S has finally gotten his surgery date for his gastric by-pass! He'll be going in on the 14th of this month, which means we have only a week to pull together funds for hotel and accommodation's for ten days in Lubbock, TX. Thankfully the bills are alright for this month and I'm hoping nothing unexpected pops up between now and the 22nd at least. Monday he goes to Lubbock, TX for pre-op stuff then comes home Tuesday night. Wouldn't be so bad if we didn't live in Los Alamos, NM which is around 435 miles, 7 to 10 hour drive from Lubbock. This means that the rest of the money I have in my Pony Fund (money that me and S agreed on together to put aside to allow me to buy My Little Ponies) will now instead go for this trip, the kids will be left at home with our friend and his wife, I'm hoping that we'll be able to stay home for Christmas instead of having to drive down to Las Cruces NM (a 318 mile, 5 hour drive) to see his parents and everyone knows that Christmas will be a small event this year. And I do mean small, almost non-existent where gifts are concerned.
For the most part, the family is completely understanding and okay with that....unfortunately this does not include S's mother. She still expects us to buy presents for not just her, but others in the family as well, on top of coming down to her house for the holiday. What really pisses me off about this (and this on it's own makes me never want to talk or have any contract with her) but she's having the EXACT same surgery on the EXACT same day with the EXACT same doctor as S, but she's flying down (and expects us to pick her up from the airport in Lubbock then drop her off when she's cleared to go home) instead of driving and expects US to understand why SHE can't afford presents or anything fancy for Christmas. And yet our situation is the same and we're expected to buy everyone presents..not just from us, but also buy presents from HER too. I am absolutely dumbfounded on the lack of logic. The fact that she would even expect that actually doesn't surprise me even in the tiniest bit. The fact that she's going to be very put off and upset at us because we're not going to do as she wishes makes me want to write her off completely and never see her again.
Unfortunately his dad is the sweetest person on the planet (right next to my own dad of course) and writing her off would also mean writing him off and that's just not fair to him. Specially since the kids love him (Grandma not so much). God knows hell will rise if we go down there empty handed so even though I'm completely uncomfortable even thinking about asking this, I have set up a donation taking section on my website and I do ask that if you can, please, please help! Even a donation of just a dollar will go a long way (I still have connections--I'm hoping at least!) and will go 100% to the surgery and everything around it. I already know that the small amount we're going to do this year is going to piss my "mother-in-law" off and probably make her hate me even more, but she's not the one who is most important here, S is. S looked into this surgery first. S picked out this doctor first. S got his surgery date first. And for reasons even our children cannot understand she has to copy him. The woman has mental problems she is in denial of I am sure.
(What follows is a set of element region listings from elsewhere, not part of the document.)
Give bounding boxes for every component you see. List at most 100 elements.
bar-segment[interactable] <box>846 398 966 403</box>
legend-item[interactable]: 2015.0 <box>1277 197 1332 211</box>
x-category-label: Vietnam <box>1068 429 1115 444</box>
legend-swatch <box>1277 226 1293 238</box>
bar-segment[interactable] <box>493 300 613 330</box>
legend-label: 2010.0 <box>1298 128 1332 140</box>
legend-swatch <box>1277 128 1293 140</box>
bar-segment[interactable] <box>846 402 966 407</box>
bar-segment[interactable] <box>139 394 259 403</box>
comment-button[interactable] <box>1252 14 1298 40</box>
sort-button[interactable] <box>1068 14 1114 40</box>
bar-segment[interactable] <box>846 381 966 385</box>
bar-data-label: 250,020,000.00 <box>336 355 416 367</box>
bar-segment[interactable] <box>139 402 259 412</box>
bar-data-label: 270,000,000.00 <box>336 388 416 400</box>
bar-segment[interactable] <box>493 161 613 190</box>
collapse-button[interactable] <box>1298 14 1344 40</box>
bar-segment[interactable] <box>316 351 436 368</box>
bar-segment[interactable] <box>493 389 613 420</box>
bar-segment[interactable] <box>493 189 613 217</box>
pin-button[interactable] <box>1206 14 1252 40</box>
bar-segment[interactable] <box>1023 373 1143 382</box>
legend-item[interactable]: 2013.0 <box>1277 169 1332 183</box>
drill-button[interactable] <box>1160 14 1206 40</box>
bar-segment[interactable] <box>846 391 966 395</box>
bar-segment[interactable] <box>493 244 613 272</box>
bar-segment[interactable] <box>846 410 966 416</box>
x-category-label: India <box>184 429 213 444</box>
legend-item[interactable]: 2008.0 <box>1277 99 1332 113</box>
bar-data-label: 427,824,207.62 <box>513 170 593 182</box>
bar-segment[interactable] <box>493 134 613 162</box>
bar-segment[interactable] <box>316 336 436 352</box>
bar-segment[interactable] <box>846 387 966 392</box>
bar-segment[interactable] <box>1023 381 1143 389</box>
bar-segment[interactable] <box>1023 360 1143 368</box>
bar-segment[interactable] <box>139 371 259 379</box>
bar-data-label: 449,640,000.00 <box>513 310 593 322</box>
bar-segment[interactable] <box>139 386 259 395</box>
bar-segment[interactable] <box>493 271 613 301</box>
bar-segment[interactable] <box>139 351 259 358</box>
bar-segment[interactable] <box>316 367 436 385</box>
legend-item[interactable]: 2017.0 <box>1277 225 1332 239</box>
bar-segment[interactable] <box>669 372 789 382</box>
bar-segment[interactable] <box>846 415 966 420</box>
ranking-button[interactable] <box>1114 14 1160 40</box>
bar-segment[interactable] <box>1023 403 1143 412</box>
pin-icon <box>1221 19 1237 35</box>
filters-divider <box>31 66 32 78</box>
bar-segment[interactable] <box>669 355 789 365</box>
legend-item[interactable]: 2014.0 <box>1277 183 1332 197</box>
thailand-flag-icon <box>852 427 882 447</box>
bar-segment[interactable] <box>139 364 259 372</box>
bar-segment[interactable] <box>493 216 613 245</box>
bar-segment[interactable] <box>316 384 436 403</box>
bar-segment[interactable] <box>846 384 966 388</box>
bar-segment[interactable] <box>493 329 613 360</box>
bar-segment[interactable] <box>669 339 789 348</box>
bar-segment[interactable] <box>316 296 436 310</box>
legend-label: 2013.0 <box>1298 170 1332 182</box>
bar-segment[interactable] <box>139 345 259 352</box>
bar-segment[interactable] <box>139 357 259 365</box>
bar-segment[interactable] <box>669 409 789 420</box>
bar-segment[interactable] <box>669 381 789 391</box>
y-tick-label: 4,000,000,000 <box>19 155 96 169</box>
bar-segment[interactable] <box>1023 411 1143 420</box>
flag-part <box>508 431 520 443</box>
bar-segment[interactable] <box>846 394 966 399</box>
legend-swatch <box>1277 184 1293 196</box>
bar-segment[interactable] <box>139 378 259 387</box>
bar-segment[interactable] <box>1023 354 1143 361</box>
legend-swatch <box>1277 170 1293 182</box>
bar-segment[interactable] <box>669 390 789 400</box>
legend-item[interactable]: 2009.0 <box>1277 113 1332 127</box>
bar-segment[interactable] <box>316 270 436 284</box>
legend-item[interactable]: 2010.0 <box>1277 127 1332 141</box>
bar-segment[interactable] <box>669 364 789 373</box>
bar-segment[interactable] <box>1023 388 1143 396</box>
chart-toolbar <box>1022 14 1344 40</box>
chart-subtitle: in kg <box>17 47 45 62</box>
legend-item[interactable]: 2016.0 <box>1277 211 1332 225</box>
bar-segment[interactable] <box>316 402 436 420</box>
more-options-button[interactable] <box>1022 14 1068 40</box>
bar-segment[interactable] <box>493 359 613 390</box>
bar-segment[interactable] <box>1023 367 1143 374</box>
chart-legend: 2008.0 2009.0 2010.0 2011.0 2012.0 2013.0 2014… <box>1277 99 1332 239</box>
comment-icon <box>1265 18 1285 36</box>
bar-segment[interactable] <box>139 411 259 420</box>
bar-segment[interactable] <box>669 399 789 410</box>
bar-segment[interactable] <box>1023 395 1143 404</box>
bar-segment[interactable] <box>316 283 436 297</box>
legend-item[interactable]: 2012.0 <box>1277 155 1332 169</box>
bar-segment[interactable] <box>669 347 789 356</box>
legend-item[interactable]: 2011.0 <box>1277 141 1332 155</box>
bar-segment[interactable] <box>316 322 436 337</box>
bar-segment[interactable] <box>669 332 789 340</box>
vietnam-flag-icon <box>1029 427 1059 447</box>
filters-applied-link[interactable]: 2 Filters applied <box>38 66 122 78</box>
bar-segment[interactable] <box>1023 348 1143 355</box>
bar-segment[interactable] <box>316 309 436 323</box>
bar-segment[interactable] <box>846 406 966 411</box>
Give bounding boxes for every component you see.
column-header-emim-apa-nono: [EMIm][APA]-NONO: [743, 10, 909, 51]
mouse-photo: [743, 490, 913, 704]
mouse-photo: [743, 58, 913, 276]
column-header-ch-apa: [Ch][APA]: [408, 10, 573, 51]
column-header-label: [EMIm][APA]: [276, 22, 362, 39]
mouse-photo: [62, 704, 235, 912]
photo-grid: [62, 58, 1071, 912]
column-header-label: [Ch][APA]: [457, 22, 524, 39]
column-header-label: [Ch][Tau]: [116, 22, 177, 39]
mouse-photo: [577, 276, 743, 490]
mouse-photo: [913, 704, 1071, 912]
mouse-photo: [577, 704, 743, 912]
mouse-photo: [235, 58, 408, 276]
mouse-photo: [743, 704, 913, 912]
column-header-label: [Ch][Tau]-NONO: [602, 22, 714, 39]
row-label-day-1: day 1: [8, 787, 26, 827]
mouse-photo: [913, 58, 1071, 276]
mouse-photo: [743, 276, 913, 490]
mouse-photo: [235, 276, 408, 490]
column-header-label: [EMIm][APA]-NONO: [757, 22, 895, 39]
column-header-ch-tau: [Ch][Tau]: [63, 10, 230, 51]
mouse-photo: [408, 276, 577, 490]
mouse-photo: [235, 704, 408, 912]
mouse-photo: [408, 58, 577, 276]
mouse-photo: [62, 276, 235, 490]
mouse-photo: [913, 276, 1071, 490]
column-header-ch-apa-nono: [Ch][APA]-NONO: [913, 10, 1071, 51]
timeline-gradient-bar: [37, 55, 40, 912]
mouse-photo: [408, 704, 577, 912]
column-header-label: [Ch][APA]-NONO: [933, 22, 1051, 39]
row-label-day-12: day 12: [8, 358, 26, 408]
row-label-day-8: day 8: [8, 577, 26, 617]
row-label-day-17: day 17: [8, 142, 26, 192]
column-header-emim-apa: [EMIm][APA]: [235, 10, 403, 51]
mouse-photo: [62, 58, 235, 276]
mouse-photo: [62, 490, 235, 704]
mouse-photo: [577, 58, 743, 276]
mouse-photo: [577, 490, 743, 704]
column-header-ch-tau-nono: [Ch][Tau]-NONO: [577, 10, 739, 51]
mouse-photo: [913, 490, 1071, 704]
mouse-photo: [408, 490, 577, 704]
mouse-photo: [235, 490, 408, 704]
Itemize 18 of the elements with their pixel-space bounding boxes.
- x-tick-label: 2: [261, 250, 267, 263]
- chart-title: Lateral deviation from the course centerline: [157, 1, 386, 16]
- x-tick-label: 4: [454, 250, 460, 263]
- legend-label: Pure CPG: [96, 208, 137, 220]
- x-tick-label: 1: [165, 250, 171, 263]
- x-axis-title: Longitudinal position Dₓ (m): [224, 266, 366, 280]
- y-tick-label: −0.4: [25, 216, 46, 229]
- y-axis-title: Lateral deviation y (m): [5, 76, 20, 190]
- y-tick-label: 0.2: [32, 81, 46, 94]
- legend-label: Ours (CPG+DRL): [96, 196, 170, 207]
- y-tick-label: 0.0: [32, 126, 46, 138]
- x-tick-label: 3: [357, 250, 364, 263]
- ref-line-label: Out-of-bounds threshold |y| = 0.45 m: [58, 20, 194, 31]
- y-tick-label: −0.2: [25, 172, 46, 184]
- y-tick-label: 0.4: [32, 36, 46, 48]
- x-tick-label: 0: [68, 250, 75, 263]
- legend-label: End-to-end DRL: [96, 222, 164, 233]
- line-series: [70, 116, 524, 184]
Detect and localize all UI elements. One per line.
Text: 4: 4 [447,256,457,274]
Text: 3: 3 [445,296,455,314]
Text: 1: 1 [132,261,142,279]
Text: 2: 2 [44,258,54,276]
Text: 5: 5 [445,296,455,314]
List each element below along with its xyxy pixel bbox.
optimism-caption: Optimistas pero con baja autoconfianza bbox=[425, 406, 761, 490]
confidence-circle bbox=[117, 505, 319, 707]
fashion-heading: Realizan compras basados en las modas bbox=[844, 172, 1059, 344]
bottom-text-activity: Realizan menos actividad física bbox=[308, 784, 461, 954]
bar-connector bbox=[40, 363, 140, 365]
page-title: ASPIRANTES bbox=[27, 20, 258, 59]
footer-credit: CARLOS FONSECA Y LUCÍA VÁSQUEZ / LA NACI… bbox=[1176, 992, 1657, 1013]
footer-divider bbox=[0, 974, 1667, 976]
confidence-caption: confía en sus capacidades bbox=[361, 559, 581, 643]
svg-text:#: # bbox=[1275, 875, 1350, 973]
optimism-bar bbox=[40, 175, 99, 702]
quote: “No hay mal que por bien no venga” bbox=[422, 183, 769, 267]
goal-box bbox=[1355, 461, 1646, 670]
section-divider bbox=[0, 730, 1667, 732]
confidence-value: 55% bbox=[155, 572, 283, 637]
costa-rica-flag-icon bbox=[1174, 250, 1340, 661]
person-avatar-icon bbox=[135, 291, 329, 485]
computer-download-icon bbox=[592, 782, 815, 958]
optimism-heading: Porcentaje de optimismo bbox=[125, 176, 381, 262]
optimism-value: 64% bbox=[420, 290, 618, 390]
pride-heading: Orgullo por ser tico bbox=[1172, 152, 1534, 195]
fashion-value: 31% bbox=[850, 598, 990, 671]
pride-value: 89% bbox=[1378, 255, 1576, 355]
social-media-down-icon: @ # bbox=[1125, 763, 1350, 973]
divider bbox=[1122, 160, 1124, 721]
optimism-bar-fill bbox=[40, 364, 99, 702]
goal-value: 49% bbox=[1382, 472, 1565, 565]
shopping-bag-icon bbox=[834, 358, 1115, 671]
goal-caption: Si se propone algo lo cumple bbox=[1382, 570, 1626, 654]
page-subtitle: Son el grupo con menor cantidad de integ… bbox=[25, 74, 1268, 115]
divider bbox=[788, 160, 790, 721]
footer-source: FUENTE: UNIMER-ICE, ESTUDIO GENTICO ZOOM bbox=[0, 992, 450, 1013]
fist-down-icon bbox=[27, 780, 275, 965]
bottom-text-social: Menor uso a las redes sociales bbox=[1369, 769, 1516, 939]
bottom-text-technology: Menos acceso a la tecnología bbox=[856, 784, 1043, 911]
Either way a little is better than nothing and she will be happy with that or I will find a way to keep S's dad in the picture while completely cutting her off.
If you can help financially, please see my website The Black Lioness and scroll to the bottom of the main page there for the Paypal donate button and click on it. You do not need a Paypal account (but they are free and if you decide to sign up for one I do suggest getting a free Merchant account--saves on fees, trust me!) you can use a credit card or eCheck. I originally set up the donate account for donations to help me pay for customizing and collecting ponies that I never got around to actually using so the thank you page has a happy Butterscotch My Little Pony on it.
If you cannot help financially I do not mind at all. An e-hug and grumblings about S's mother is just as welcomed. Share a few "mother-in-law" stories yourself so I don't feel like mine is beyond Cruella DeVille evil. Donations of My Little Ponies are also welcomed (I actually have a page for that), but we need the money more than the ponies. However, I never look a gift horse in the mouth so send away! Feel free to roam the site, it's a bit small at the moment and sign the book if you wish.
Thanks to everyone for everything.
To my fellow MLP lovers gals and guys alike, for keeping the My Little Pony Trading Post and My Little Pony Arena alive and hopping, for being willing to part with your ponies at prices I can actually afford and just for being a great group of individuals!
To my friends who'll read this and still like to tease me about my new addiction to My Little Ponies, I love you for that. You're the ones who help keep me sane by reminding me it's not always serious.
To the women with nightmarish mother-in-laws or boyfriend's mothers, ladies be strong! I know this time of year is the hardest and it seems like holidays always bring out the worst in them, just remember it's not about them though. It's about the ones closest to you whom you spend all or most of your time with. You can't make everyone happy all of the time. Pick your battles!
Happy Holidays and best wishes to you all!